The book that made the biggest noise in the UK in 2000 was undoubtedly White Teeth, the debut novel from recent graduate Zadie Smith, which conjured a rich, riotous, multicultural and metropolitan world that seemed to chime precisely with our sense of the dawning millennium. Another rollercoaster read was provided by Michael Chabon's The Amazing Adventures of Kavalier and Clay (it went on to pick up a Pulitzer in 2001). In fact, it was a tremendous year for fiction on the other side of the pond. Saul Bellow published Ravelstein, his final novel (though we didn't know that then), John Updike delivered Licks of Love, a short story collection concluding with a novella that marked the final instalment of his Rabbit series, Rabbit Remembered; Philip Roth, meanwhile, produced The Human Stain – the last and possibly the greatest instalment of his American Trilogy. In non-fiction Naomi Klein unleashed No Logo, while Dave Eggers played with the conventions of life-writing with his remarkable account of his orphaned adolescence, A Heartbreaking Work of Staggering Genius. Then there was the children's fiction: Philip Pullman completed his superb Paradise Lost-inspired trilogy with The Amber Spyglass, and JK Rowling made the transition from children's author to global literary phenomenon with the fourth of her adventures about a boy-wizard, Harry Potter and the Goblet of Fire.
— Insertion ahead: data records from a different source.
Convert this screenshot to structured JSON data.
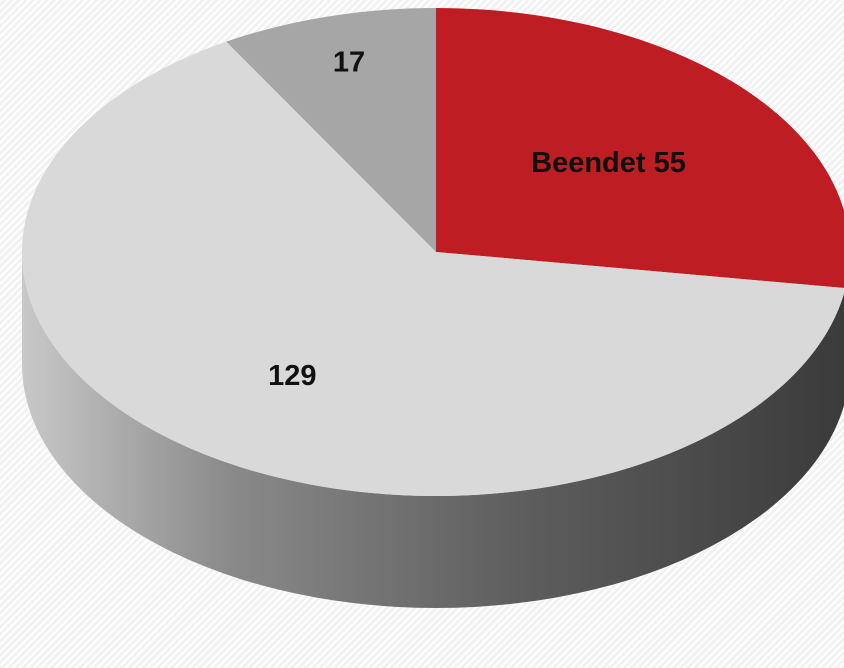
{
  "chart_data": {
    "type": "pie",
    "values": [
      55,
      129,
      17
    ],
    "value_labels": [
      "Beendet 55",
      "129",
      "17"
    ],
    "colors": [
      "#be1e23",
      "#d9d9d9",
      "#a6a6a6"
    ]
  }
}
Marvellous as they all were, though, my book of 2000 wasn't one of them. I heard Lorna Sage's memoir, Bad Blood, reviewed on Radio 4 while I was in the middle of cleaning the bedroom, stopped what I was doing to listen, and went out to buy the book next day (instead, you will note, of heading straight for my computer and ordering it on Amazon: o tempora, o mores). Sage read her own life as if it were a novel, bringing her extensive critical faculties to bear on a family that was by turns hilarious, grotesque, baffling and gentle; making sense of them, figuring them out. For me, the book was revelatory: I fell in love with her, and bought Bad Blood for everyone I knew. So there it is: my book of 2000. What's yours?